Le montant réellement perçu dépend de la catégorie de ressources : pour « sortie passoire thermique à Marie », un ménage très modeste mobilise jusqu'à 32 000 €, un ménage modeste 24 000 €, un ménage intermédiaire 18 000 € et un ménage aux revenus supérieurs 4 000 € sur l'assiette de 40 000 € HT. À deux classes gagnées, l'assiette redescend à 30 000 € HT et les montants suivent dans la même proportion.
Le chiffrage type publié sur cette page part de 105 m², en zone H3 : après un bouquet complet, la consommation recule d'environ 11 300 kWh par an, soit près de 1 210 € au tarif de référence. Côté financement, l'assiette est plafonnée à 40 000 € HT dès trois classes gagnées, l'aide ANAH s'échelonne de 4 000 € à 32 000 € selon le revenu fiscal de référence, et l'accompagnement obligatoire est pris en charge jusqu'à 2 000 €.
Le dimensionnement suit l'occupation réelle : 1.98 personne(s) par logement en moyenne à Marie, ce qui fixe la base de calcul à 105 m². La sortie d'une étiquette F ou G se calibre sur cette occupation, pas sur la surface cadastrale ni sur la facture de l'année passée.
Ce que vérifie l'instructeur avant de payer à Marie : que l'atteinte d'une étiquette D au minimum figure au devis, que un accompagnateur agréé et un groupement RGE soit qualifié RGE à la date de signature, et que le DPE après travaux réalisé par un diagnostiqueur indépendant soit joint. À la clé, un solde pouvant atteindre 32 000 €.
Amortissement à Marie : le poste de 1 162 000 € s'étale sur une vingtaine d'années d'usage, soit 58 100 € par an. Encore faut-il que l'atteinte d'une étiquette D au minimum reste vérifié après travaux, faute de quoi la performance se dégrade avant la fin de l'amortissement.

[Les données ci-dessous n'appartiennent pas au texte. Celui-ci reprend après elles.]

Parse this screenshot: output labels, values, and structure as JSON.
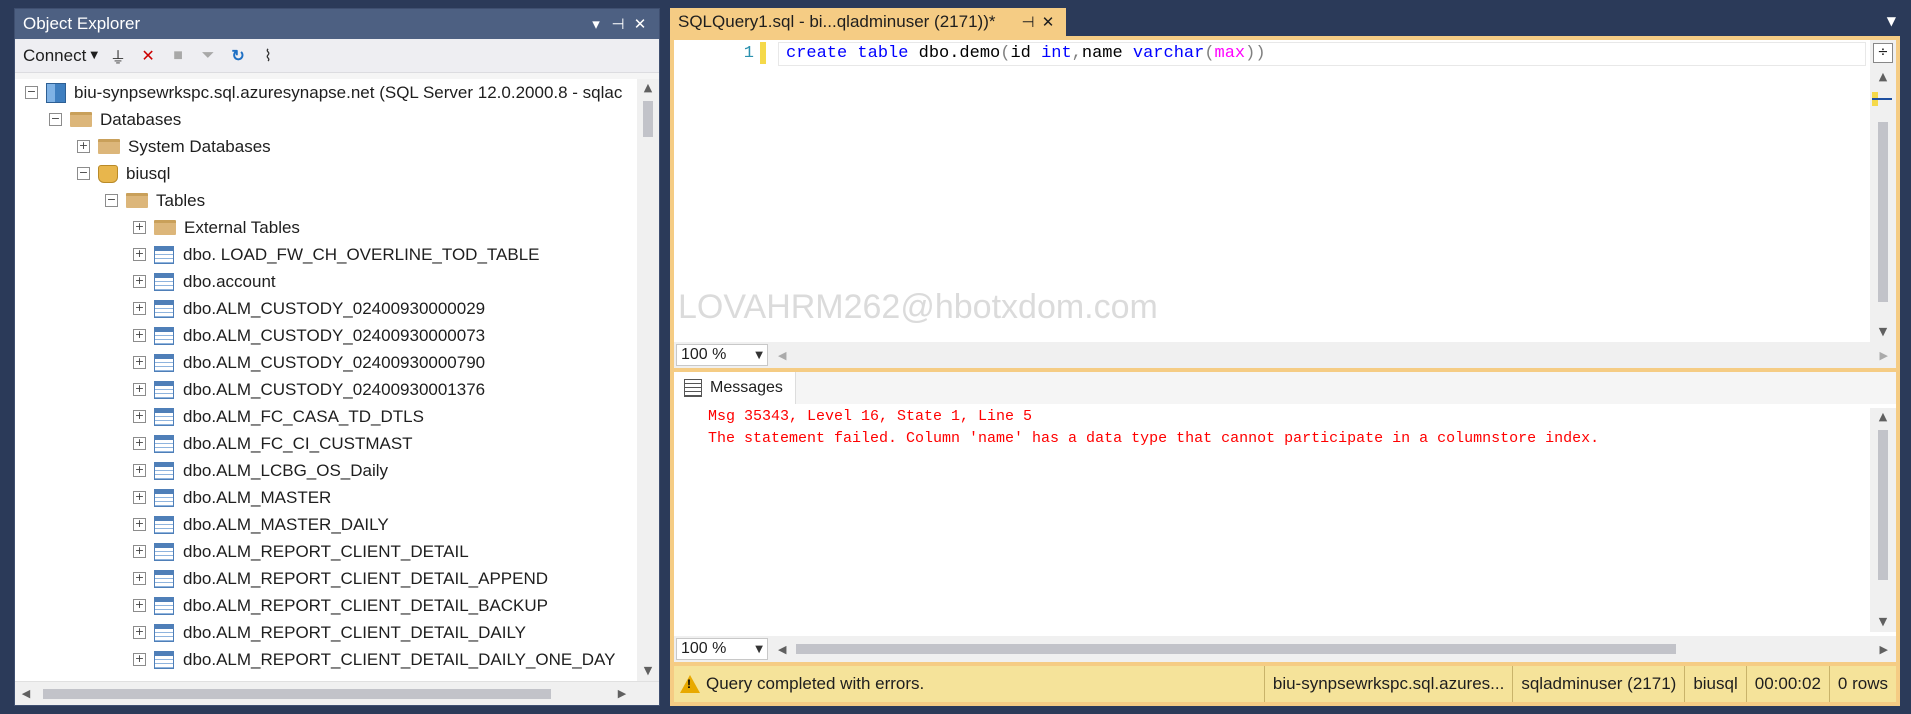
{
  "object_explorer": {
    "title": "Object Explorer",
    "title_buttons": [
      "▾",
      "⊣",
      "✕"
    ],
    "toolbar": {
      "connect_label": "Connect",
      "icons": [
        "connect-icon",
        "disconnect-icon",
        "stop-icon",
        "filter-icon",
        "refresh-icon",
        "activity-monitor-icon"
      ]
    },
    "tree": {
      "server": "biu-synpsewrkspc.sql.azuresynapse.net (SQL Server 12.0.2000.8 - sqlac",
      "databases": "Databases",
      "system_databases": "System Databases",
      "database": "biusql",
      "tables_folder": "Tables",
      "external_tables": "External Tables",
      "tables": [
        "dbo. LOAD_FW_CH_OVERLINE_TOD_TABLE",
        "dbo.account",
        "dbo.ALM_CUSTODY_02400930000029",
        "dbo.ALM_CUSTODY_02400930000073",
        "dbo.ALM_CUSTODY_02400930000790",
        "dbo.ALM_CUSTODY_02400930001376",
        "dbo.ALM_FC_CASA_TD_DTLS",
        "dbo.ALM_FC_CI_CUSTMAST",
        "dbo.ALM_LCBG_OS_Daily",
        "dbo.ALM_MASTER",
        "dbo.ALM_MASTER_DAILY",
        "dbo.ALM_REPORT_CLIENT_DETAIL",
        "dbo.ALM_REPORT_CLIENT_DETAIL_APPEND",
        "dbo.ALM_REPORT_CLIENT_DETAIL_BACKUP",
        "dbo.ALM_REPORT_CLIENT_DETAIL_DAILY",
        "dbo.ALM_REPORT_CLIENT_DETAIL_DAILY_ONE_DAY"
      ]
    }
  },
  "editor": {
    "tab_title": "SQLQuery1.sql - bi...qladminuser (2171))*",
    "line_number": "1",
    "code": {
      "kw1": "create table",
      "t1": " dbo.demo",
      "p1": "(",
      "t2": "id ",
      "kw2": "int",
      "p2": ",",
      "t3": "name ",
      "kw3": "varchar",
      "p3": "(",
      "fn1": "max",
      "p4": "))"
    },
    "watermark": "LOVAHRM262@hbotxdom.com",
    "zoom": "100 %"
  },
  "results": {
    "messages_tab": "Messages",
    "lines": [
      "Msg 35343, Level 16, State 1, Line 5",
      "The statement failed. Column 'name' has a data type that cannot participate in a columnstore index."
    ],
    "zoom": "100 %"
  },
  "status_bar": {
    "message": "Query completed with errors.",
    "server": "biu-synpsewrkspc.sql.azures...",
    "user": "sqladminuser (2171)",
    "database": "biusql",
    "elapsed": "00:00:02",
    "rows": "0 rows"
  },
  "colors": {
    "accent_tab": "#f5cc84",
    "panel_title": "#4d6082",
    "status_bar": "#f5e39a",
    "error_text": "#ff0000"
  }
}
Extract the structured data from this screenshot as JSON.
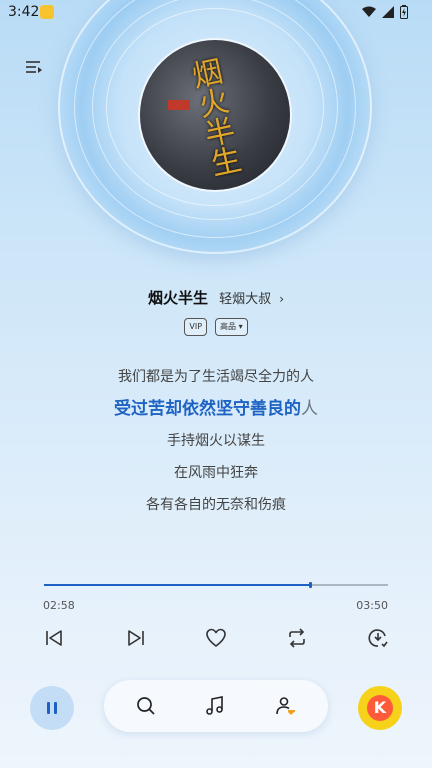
{
  "status_bar": {
    "time": "3:42",
    "icons": [
      "app-notification-icon",
      "wifi-icon",
      "signal-icon",
      "battery-icon"
    ]
  },
  "player": {
    "song_title": "烟火半生",
    "artist": "轻烟大叔",
    "artist_arrow": "›",
    "badges": [
      "VIP",
      "高品 ▾"
    ],
    "album_art_text": "烟火半生",
    "accent_color": "#1e63c4"
  },
  "lyrics": {
    "prev_line": "我们都是为了生活竭尽全力的人",
    "active_line_sung": "受过苦却依然坚守善良的",
    "active_line_rest": "人",
    "next_lines": [
      "手持烟火以谋生",
      "在风雨中狂奔",
      "各有各自的无奈和伤痕"
    ]
  },
  "progress": {
    "current_time": "02:58",
    "total_time": "03:50",
    "fraction": 0.774
  },
  "controls": [
    "previous-icon",
    "next-icon",
    "heart-icon",
    "repeat-icon",
    "download-icon"
  ],
  "bottom_nav": [
    "pause-icon",
    "search-icon",
    "music-note-icon",
    "profile-icon",
    "k-song-icon"
  ]
}
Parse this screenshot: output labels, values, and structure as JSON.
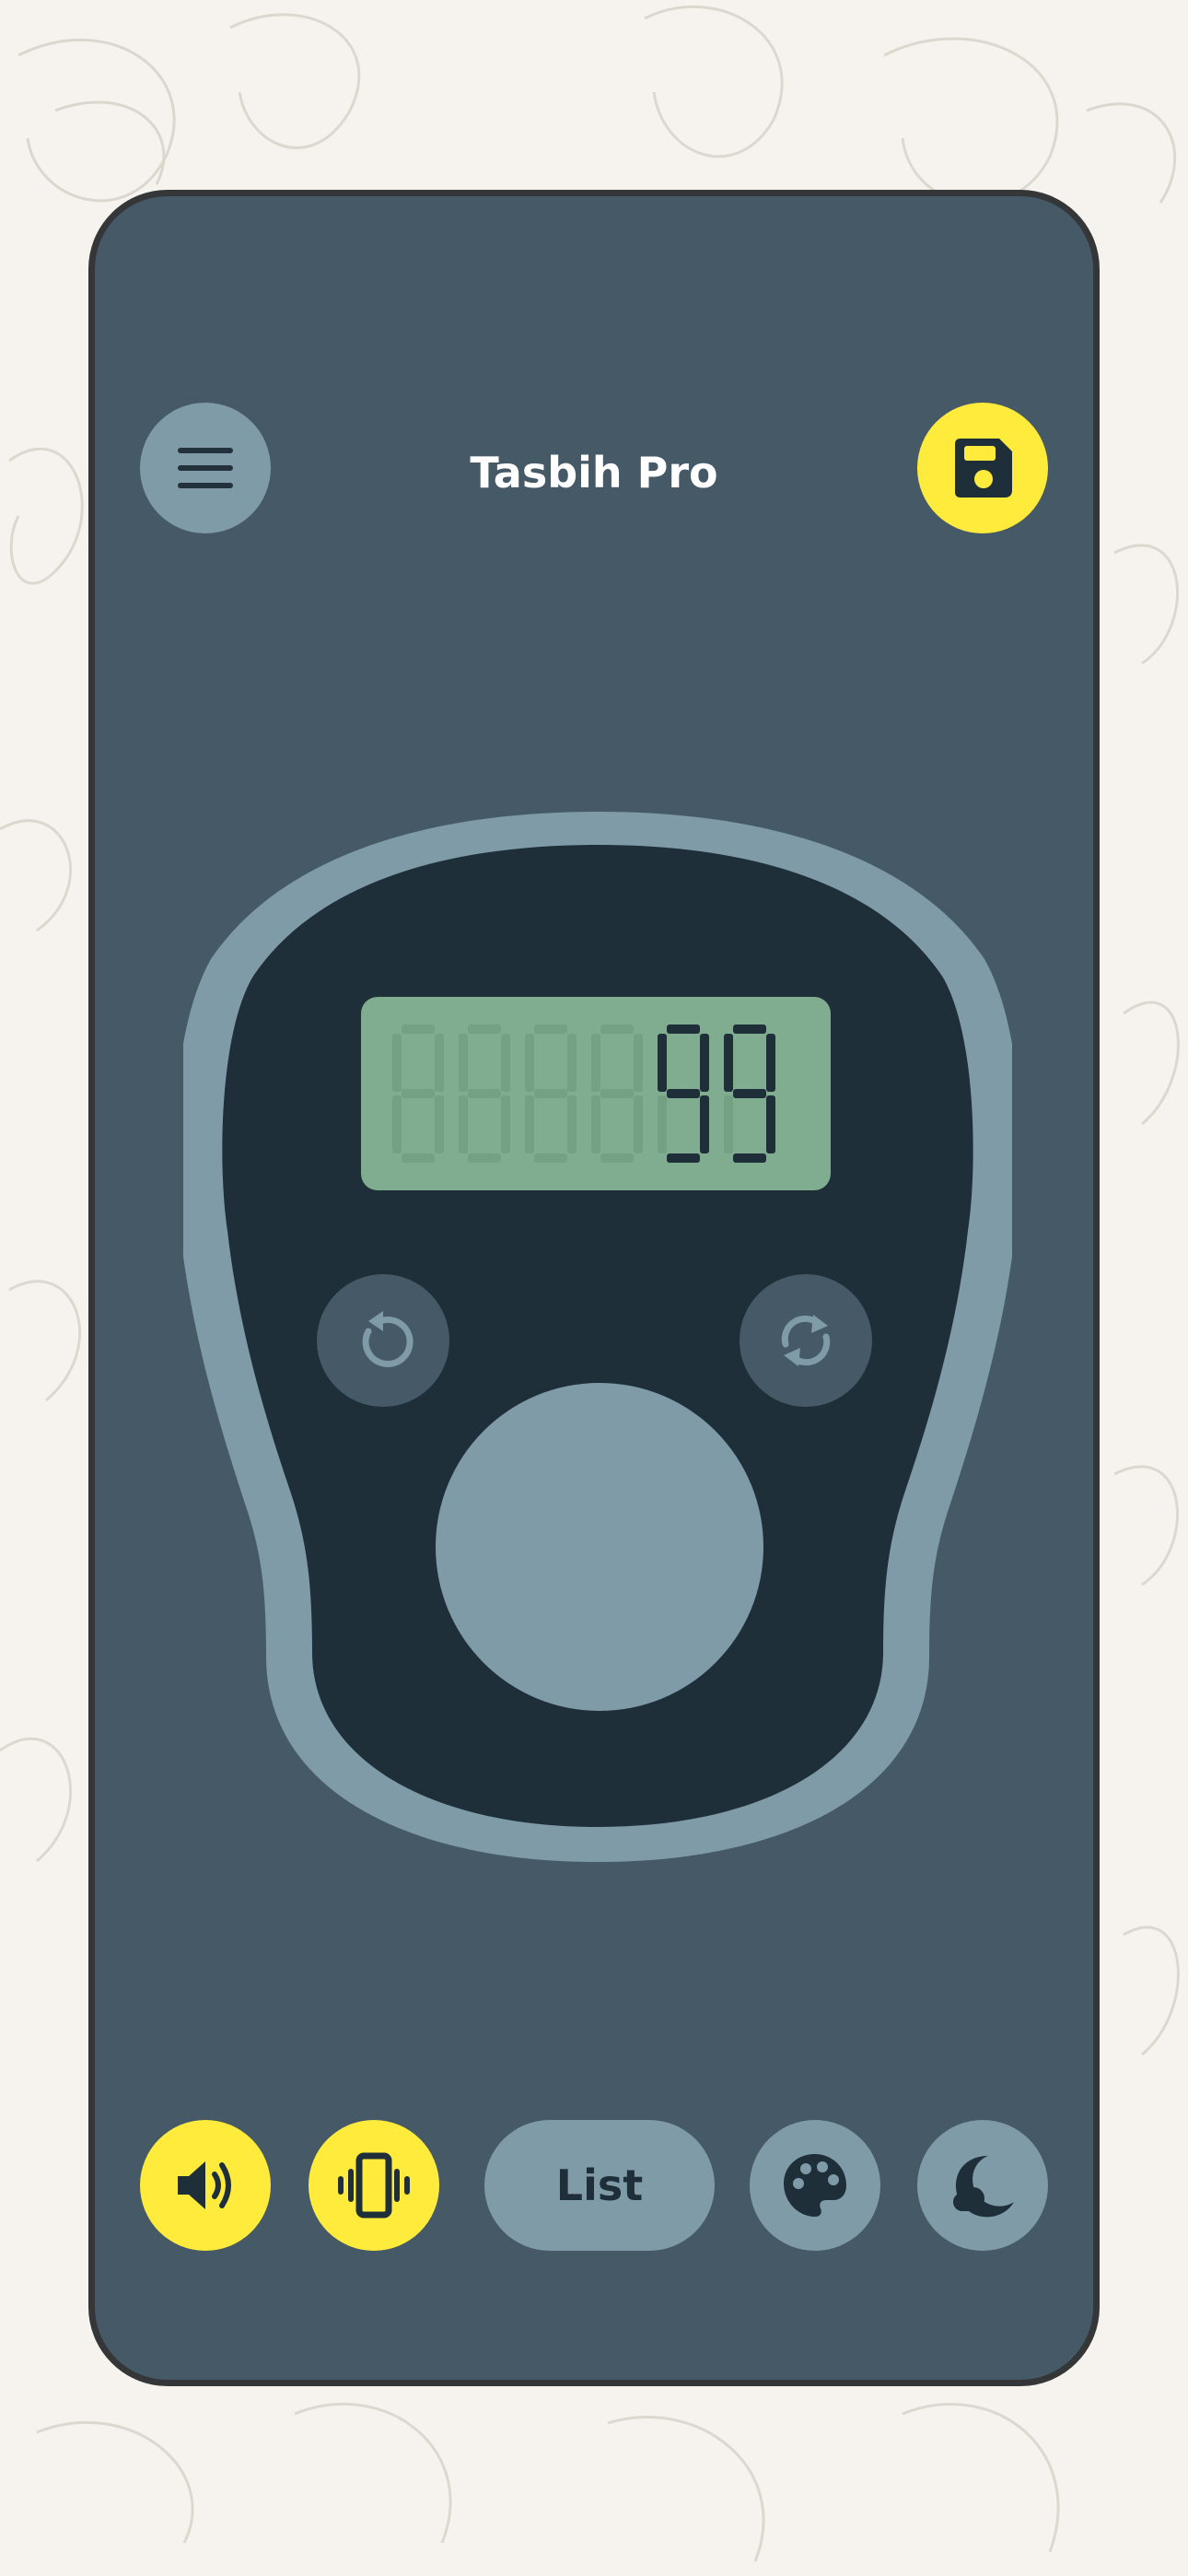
{
  "app": {
    "title": "Tasbih Pro"
  },
  "header": {
    "menu_icon": "hamburger-menu-icon",
    "save_icon": "floppy-disk-icon"
  },
  "counter": {
    "display_value": "99",
    "display_digits": 6,
    "undo_icon": "undo-arrow-icon",
    "reset_icon": "refresh-arrows-icon"
  },
  "toolbar": {
    "sound_icon": "speaker-volume-icon",
    "vibration_icon": "phone-vibration-icon",
    "list_label": "List",
    "theme_icon": "palette-icon",
    "night_mode_icon": "moon-cloud-icon"
  },
  "colors": {
    "page_background": "#f6f3ee",
    "phone_background": "#455a66",
    "counter_outline": "#7e9ba7",
    "counter_body": "#1e2f39",
    "lcd_background": "#80ad8f",
    "accent_yellow": "#ffeb3b",
    "muted_button": "#7e9ba7"
  }
}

Pourquoi la même solution ne se classe pas au même rang partout : à Marie relève de la zone H3, dont la base conventionnelle atteint 195 kWh/m²/an. Le temps de retour de la sortie d'une étiquette F ou G s'en trouve mécaniquement raccourci par rapport aux zones plus douces.
Qui décide, et donc qui finance : 81 % de propriétaires occupants à Marie, soit environ 44 logements. Pour la sortie d'une étiquette F ou G, cela signifie autant de dossiers décidables sans mandat de gestion, le solde relevant du parc locatif et donc d'un montage bailleur distinct.
La densité de diagnostics renseigne sur la maturité du marché : 9 DPE publiés par l'ADEME à Marie, soit 164 pour 1 000 résidences principales. Un tel volume conditionne les délais de un accompagnateur agréé et un groupement RGE, dont l'intervention sur la sortie d'une étiquette F ou G dure quatre à huit mois, audit compris.
Exigence opposable à Marie : l'atteinte d'une étiquette D au minimum. Elle doit figurer sur le devis initial, pas seulement sur la facture. Un dossier de la sortie d'une étiquette F ou G qui en fait l'économie s'expose à un refus de prise en charge, l'aide comme le CEE s'appuyant sur ce critère.